Uber, SnapCar, Et Al Soon Must Wait 15 Min Before Meeting Fares In France
The ever proliferating Uber "black car" service and other mobile-app-dispatched driver services will have to wait 15 minutes before picking up any customer starting Jan. 2014, a French bill has decreed. The bill was spotted by the French news organization Libération and passed on by way of TechCrunch. The decree is intended to preserve the state-regulated taxi industry.
The driver services affected by the decree typically let passengers request rides via a mobile app. The app connects them with a nearby driver, who can then accept the fare and pick them up in little time. The proliferation of GPS has enabled such services to make much headway into the taxi monopoly in France and elsewhere, which is exactly what the French government is concerned about and why it issued the decree.

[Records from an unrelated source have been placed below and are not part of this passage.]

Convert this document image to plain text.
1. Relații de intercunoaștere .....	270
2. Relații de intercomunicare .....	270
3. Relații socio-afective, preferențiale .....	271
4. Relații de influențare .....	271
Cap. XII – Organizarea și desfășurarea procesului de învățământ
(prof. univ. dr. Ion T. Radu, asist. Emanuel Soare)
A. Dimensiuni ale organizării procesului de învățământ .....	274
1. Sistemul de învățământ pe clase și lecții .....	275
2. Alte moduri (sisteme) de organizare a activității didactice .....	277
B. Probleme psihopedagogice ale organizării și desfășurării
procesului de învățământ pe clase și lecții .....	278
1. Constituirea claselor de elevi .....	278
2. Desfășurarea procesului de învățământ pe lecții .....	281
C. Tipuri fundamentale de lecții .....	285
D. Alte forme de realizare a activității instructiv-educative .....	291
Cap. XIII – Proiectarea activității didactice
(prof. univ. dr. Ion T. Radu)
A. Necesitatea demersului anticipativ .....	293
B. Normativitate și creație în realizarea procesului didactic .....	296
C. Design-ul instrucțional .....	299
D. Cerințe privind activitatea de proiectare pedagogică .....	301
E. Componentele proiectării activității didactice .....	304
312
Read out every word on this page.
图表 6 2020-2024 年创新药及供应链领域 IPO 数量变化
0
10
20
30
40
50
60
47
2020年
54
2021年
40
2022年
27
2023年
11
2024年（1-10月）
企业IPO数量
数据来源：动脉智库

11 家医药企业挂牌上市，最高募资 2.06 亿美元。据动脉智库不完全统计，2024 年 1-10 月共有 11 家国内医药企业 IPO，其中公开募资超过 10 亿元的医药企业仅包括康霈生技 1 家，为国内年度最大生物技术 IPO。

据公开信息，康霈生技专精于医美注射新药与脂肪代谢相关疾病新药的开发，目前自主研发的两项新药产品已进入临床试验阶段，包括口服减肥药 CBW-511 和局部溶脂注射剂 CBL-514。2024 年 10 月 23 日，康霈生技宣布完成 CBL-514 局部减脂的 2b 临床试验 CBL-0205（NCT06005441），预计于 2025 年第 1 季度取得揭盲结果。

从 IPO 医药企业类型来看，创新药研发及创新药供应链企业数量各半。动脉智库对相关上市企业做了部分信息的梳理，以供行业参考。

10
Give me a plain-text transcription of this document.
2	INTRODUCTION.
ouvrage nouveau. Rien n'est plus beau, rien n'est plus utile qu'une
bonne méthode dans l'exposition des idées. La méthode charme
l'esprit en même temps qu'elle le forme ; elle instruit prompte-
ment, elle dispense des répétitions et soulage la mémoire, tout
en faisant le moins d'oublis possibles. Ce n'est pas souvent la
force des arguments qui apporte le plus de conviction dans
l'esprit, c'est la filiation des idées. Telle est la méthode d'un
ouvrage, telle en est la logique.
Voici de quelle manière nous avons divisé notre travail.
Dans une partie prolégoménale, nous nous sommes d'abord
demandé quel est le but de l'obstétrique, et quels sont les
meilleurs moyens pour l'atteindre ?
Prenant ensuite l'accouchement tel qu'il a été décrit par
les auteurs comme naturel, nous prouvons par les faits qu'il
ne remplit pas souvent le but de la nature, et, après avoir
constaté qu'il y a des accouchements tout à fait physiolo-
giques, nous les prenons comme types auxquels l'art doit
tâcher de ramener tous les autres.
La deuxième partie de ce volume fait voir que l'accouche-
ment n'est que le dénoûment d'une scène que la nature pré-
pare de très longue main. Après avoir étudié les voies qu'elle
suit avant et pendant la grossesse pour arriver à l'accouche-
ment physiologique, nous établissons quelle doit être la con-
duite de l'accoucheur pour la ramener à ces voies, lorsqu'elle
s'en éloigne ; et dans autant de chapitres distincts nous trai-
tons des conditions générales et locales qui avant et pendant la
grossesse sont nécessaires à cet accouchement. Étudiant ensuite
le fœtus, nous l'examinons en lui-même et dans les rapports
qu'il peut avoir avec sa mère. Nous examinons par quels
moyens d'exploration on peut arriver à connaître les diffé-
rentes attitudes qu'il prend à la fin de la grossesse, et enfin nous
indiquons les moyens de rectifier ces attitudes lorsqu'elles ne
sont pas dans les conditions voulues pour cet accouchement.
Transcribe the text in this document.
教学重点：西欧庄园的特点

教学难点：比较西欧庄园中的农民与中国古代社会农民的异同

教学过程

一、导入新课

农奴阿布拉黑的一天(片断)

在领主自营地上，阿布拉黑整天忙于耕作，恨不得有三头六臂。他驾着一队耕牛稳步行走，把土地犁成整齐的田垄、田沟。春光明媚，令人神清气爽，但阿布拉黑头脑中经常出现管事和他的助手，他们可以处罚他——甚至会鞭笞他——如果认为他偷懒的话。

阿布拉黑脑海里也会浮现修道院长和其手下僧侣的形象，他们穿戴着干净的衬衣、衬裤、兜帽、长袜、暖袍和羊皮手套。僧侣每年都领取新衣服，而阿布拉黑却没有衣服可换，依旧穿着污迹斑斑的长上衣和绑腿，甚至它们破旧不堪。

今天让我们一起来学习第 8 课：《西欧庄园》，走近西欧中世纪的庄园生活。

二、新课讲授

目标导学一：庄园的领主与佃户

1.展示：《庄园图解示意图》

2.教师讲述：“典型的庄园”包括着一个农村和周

Currently the French taxi system requires new drivers to pay a large sum of money to become licensed. Once they're in the club, so to speak, the government pays the drivers back by helping to maintain a near monopoly on taxis. Up until this year, driver services like the ones mentioned above as well as SnapCar (app screenshot below), LeCab, Chauffeur-privé, Allocab, Voitures Jaunes, and Driver-prive.com weren't considered tax replacements but driver services. But as they are indeed eating into the taxi industry's business, the government decided to step in.
Two exceptions to the new rule: Driver services can omit the 15-minute delay when picking up passengers from 4-star and 5-star hotels, or when operating at the behest of trade fair organizers. This is presumably to force driver services back towards their traditionally middle-upper class customer base. It also seems to indicate that the government views its taxi system as intended for the less well-to-do.
The driver services industry is unhappy with the decree to say the least, especially considering the average length of time to meet a fare is about 7 minutes. That's according to the driver service company AFP's CEO Yan Hascoet, who is also Secretary General of the French Federation of Passenger Transport Reservation. The organization, which counts Uber and other companies mentioned in this article as members, will be fighting to overturn the decree, Hascoet vowed.